Open-ended evaluation relies on a single LLM (DeepSeek-V3.2-Exp). Although it aligns well with human judgment (\(\rho > 0.78\)), the evaluator's own limitations in visual understanding might affect scoring. ⚠️ Due to differences in difficulty and answer budgets across dimensions, direct comparison of scores across different dimensions should be done with caution.
It is purely an evaluation benchmark and lacks training sets or solutions: While it precisely identifies bottlenecks such as long-tail generalization, cross-evidence integration, and fine-grained perception, solving these issues is left to future work.

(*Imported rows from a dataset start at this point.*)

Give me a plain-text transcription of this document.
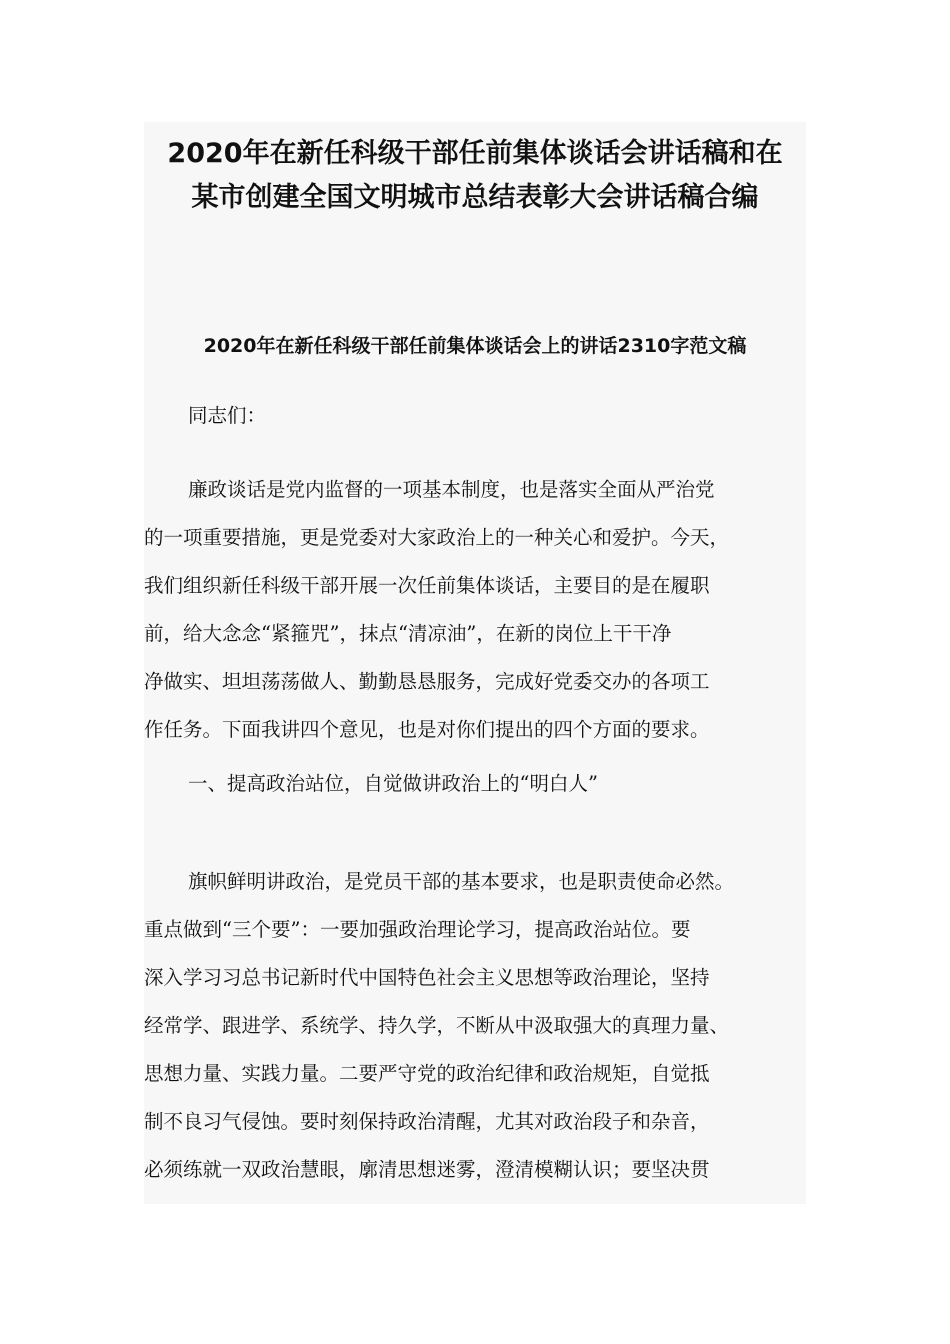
2020年在新任科级干部任前集体谈话会讲话稿和在
某市创建全国文明城市总结表彰大会讲话稿合编
2020年在新任科级干部任前集体谈话会上的讲话2310字范文稿

同志们：

廉政谈话是党内监督的一项基本制度，也是落实全面从严治党
的一项重要措施，更是党委对大家政治上的一种关心和爱护。今天，
我们组织新任科级干部开展一次任前集体谈话，主要目的是在履职
前，给大念念“紧箍咒”，抹点“清凉油”，在新的岗位上干干净
净做实、坦坦荡荡做人、勤勤恳恳服务，完成好党委交办的各项工
作任务。下面我讲四个意见，也是对你们提出的四个方面的要求。

一、提高政治站位，自觉做讲政治上的“明白人”

旗帜鲜明讲政治，是党员干部的基本要求，也是职责使命必然。
重点做到“三个要”：一要加强政治理论学习，提高政治站位。要
深入学习习总书记新时代中国特色社会主义思想等政治理论，坚持
经常学、跟进学、系统学、持久学，不断从中汲取强大的真理力量、
思想力量、实践力量。二要严守党的政治纪律和政治规矩，自觉抵
制不良习气侵蚀。要时刻保持政治清醒，尤其对政治段子和杂音，
必须练就一双政治慧眼，廓清思想迷雾，澄清模糊认识；要坚决贯
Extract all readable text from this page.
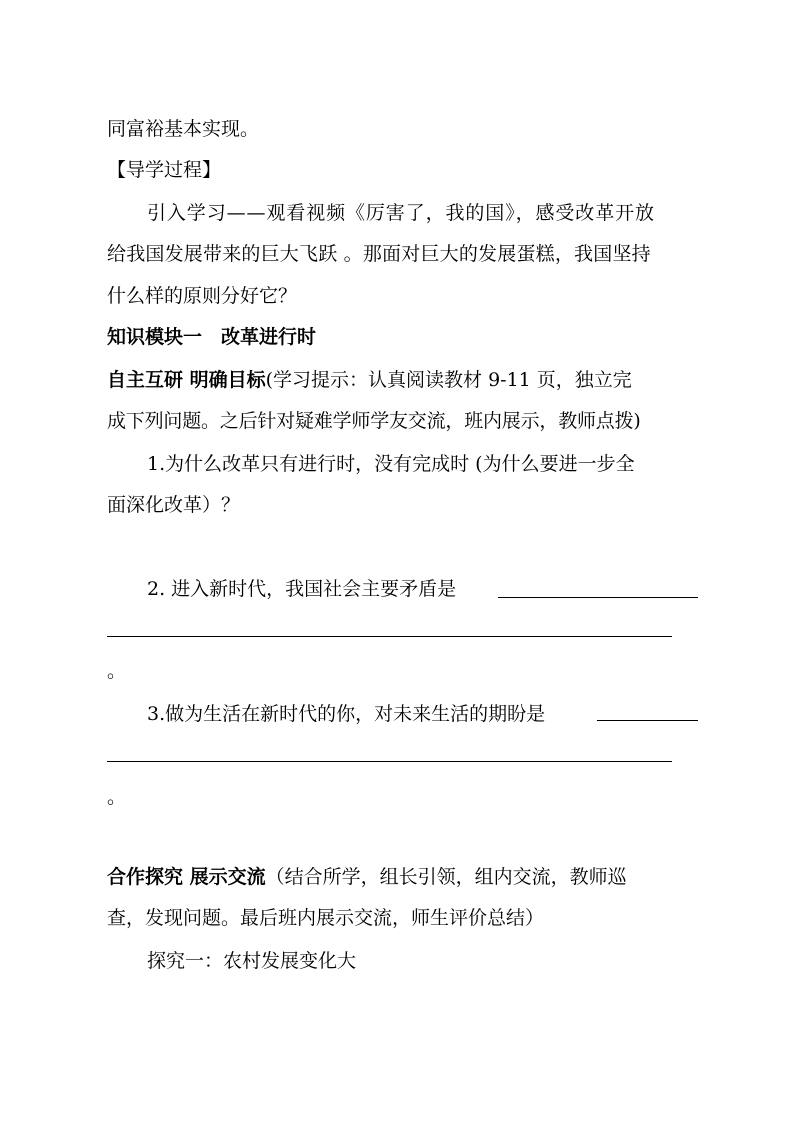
同富裕基本实现。

【导学过程】

引入学习——观看视频《厉害了，我的国》，感受改革开放

给我国发展带来的巨大飞跃 。那面对巨大的发展蛋糕，我国坚持

什么样的原则分好它？

知识模块一　改革进行时

自主互研 明确目标(学习提示：认真阅读教材 9-11 页，独立完

成下列问题。之后针对疑难学师学友交流，班内展示，教师点拨)

1.为什么改革只有进行时，没有完成时 (为什么要进一步全

面深化改革）？

2. 进入新时代，我国社会主要矛盾是

。

3.做为生活在新时代的你，对未来生活的期盼是

。

合作探究 展示交流（结合所学，组长引领，组内交流，教师巡

查，发现问题。最后班内展示交流，师生评价总结）

探究一：农村发展变化大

vs PMC-VQA / OmniMedVQA / GMAI-MMBench: These benchmarks pursue scale and broad coverage (OmniMedVQA with 128k questions, GMAI-MMBench with 21k questions), but their question types stop at perception-level VQA, are automatically annotated, and lack fine-grained capability assessments. Med-CMR has a comparable volume (20.7k questions) yet achieves wide coverage, challenging tasks, and fine-grained evaluation simultaneously using a hybrid "automated + human" annotation.
vs MedXpertQA-MM / HIE-Reasoning: While these have begun addressing complex reasoning (with challenging tasks), the former lacks fine-grained evaluation, and the latter has narrow coverage (only 133 images). Med-CMR further decomposes reasoning complexity into 7 dimensions and couples it with a dual-question-type protocol.
vs General MLLM Evaluation: The unique contribution of Med-CMR is explicitly decoupling and evaluating "visual evidence" and "clinical logic." This paradigm of "capability decomposition + weighted LLM-as-Judge" is highly transferable to other vertical benchmarks highlighting multi-step reasoning and evidence grounding (such as law, finance, and engineering diagrams).

Rating¶

Novelty: ⭐⭐⭐⭐ The first benchmark to decompose medical multimodal reasoning into a 7-dimensional fine-grained evaluation. The combination of capability decomposition and weighted evaluation is innovative, though individual techniques are mostly mature components assembled together.
Experimental Thoroughness: ⭐⭐⭐⭐⭐ Evaluates 18 MLLMs with multiple analyses including scale correlation, medical fine-tuning pairwise analysis, error attribution, and human-machine alignment, providing extremely comprehensive coverage.
Writing Quality: ⭐⭐⭐⭐ Clear logic where motivation, design, and findings are well-aligned. Some pipeline details require referring to the supplementary materials.
Value: ⭐⭐⭐⭐⭐ Provides a stress test and reliable yardstick for Medical MLLMs with dimension-by-dimension diagnostics. Identifying shortfalls in long-tail generalization and visual reasoning provides strong guidance for subsequent research.